Öcülerin en ilginç özelliklerinden biri nedir biliyor musunuz?..
Öcüler, kendilerinin "kimin öcüsü olduklarını" çok iyi bilirler… Ve bu yüzden kendilerini öcü bilmeyenlerin etrafında boşu boşuna dolaşmazlar!..
Yani öcüler için bile; kendilerine kıymet vermeyen kimselerin yanında vakit geçirmek zaman kaybı ve boş iştir!..
Bilgisayarların bir çeşit zihni/hafızası vardır…
Bilgisayarımızın yaptığı/yapabileceği bütün işler; daha önce bu bilgisayarın hafızasına yazılmış/yüklenmiş satırlar ile olur… 1 ve 0 gibi basit ve tek başına anlamsız sayıların milyonlarca kere değişik kombinasyonlarda yazılmasıyla hazırlanan bu programlar ile, ortaya işte bu akıl almaz işler/marifetler çıkar…
Peki bilgisayar programlarını bozup, binlerce insanın işini, emeğini ve ömrünü ziyan eden virüsler nedir sizce?..
İşte onlar da, yine böyle anlamsız sayıların ardarda dizilmesi ve bunların sanal (olmayan/varsayılan) âlemde hızla yayılması… Mevcut programlara yapışarak onları etkisiz hale getirmesi-bozması/değiştirmesidir…
Yani, dikkat: Aslında yok, ama var; çünkü tesir ediyor!.. Anlaşıldı mı?..
İşte bir örnek: Şu "anlaşıldı mı" lafı bile, tehditkar mafya üyesinin ağzında başkadır, reçete yazan hekimin ağzında başkadır, oyun öğreten anasınıfı öğretmeninin ağzında başkadır… Her kelime ve ifade; söyleyicisine göre farklı manalar yüklenir…
"Anlaşıldı mı" da bir cümledir, ama bin anlama gelebilir!..
Öcülerimiz; birer bilgisayar virüsü gibi aslında yok ama vardırlar… Sanaldır ama iş yapar, tesir ederler. Ve hayatımızı mahvedebilirler…
Aynı asansöre aynı anda binen gruptan biri asansörün düşeceğinden korkar, biri karanlık olacağından korkar, bir diğeri nefessiz kalacağından korkar, biri duvarların üzerine kapanacağından korkar, bir başkası yalnız kalacağından korkar, diğeri yanındakilerden birinin kendine saldıracağından korkar, bir diğeri kokusunun duyulacağından korkar, öteki kendisi inmeden deprem olacağından korkar, başka biri elektriklerin kesileceğinden korkar,,, vesaire…
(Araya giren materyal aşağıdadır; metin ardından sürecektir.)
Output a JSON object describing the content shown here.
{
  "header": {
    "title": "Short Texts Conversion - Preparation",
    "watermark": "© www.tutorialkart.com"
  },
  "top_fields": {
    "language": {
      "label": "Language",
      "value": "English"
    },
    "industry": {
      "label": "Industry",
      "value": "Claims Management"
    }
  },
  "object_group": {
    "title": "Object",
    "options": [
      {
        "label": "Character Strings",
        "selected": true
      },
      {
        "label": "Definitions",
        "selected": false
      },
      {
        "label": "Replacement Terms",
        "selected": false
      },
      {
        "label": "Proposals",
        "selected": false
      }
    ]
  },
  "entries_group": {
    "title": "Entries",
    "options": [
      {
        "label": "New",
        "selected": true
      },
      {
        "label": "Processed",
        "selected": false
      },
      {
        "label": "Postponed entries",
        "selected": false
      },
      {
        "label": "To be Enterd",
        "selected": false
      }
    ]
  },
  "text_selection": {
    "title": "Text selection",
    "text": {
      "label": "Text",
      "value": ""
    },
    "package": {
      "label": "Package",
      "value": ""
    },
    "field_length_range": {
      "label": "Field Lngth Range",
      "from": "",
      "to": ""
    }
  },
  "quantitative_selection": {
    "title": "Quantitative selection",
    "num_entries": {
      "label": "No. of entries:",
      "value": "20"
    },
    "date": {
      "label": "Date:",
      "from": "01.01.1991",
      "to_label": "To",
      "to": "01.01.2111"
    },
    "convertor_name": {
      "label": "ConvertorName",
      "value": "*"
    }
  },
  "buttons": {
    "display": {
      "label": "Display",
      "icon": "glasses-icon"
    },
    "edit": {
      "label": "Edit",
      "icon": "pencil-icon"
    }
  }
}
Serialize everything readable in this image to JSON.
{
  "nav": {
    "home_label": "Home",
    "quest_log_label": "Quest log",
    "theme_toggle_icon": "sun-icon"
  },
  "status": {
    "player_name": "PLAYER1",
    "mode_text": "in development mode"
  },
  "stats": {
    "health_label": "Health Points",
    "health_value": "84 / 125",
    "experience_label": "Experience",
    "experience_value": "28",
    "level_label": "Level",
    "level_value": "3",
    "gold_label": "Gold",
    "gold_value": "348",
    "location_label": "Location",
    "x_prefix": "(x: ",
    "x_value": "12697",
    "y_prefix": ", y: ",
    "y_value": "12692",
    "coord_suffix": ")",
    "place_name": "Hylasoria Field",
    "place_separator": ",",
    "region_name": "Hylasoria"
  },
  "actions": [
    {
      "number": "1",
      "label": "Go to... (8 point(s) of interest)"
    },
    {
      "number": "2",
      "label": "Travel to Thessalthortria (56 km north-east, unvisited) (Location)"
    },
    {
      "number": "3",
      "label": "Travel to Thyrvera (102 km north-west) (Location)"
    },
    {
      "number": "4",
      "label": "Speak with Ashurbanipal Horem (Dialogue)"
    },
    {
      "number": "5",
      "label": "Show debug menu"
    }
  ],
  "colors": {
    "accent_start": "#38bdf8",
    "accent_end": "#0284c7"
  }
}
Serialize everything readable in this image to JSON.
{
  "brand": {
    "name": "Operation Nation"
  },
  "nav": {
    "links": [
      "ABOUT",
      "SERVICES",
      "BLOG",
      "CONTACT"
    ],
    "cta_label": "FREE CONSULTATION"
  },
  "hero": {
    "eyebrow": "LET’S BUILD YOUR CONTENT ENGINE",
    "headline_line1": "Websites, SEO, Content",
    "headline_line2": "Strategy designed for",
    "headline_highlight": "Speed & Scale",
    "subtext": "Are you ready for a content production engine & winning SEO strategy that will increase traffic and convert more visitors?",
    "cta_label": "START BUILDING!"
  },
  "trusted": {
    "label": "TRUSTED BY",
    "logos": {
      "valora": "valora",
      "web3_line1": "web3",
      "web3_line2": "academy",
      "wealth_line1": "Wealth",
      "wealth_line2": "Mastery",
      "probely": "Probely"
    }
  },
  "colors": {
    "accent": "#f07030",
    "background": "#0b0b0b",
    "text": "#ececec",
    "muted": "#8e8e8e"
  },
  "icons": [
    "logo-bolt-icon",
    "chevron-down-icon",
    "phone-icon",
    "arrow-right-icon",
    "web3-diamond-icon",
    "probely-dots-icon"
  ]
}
Aslına bakarsanız, bunların hiç birinin de başına bunlardan hiç biri gelmemiştir!..
Hepimizin farklı öcüleri vardır ve kendi öcülerimizden ödümüz kopar…
Ama, bilmediğimiz şudur:
Öcüler, kendilerinin "kimin öcüsü olduklarını" iyi bilirler… Ve bu yüzden kendilerini öcü bilmeyenlerin etrafında boşu boşuna dolaşmazlar!..
Yani öcüler için bile; kendilerine kıymet vermeyen kimselerin yanında vakit geçirmek zaman kaybı ve boş iştir!..
Son söz olarak bir ipucu ister misiniz?..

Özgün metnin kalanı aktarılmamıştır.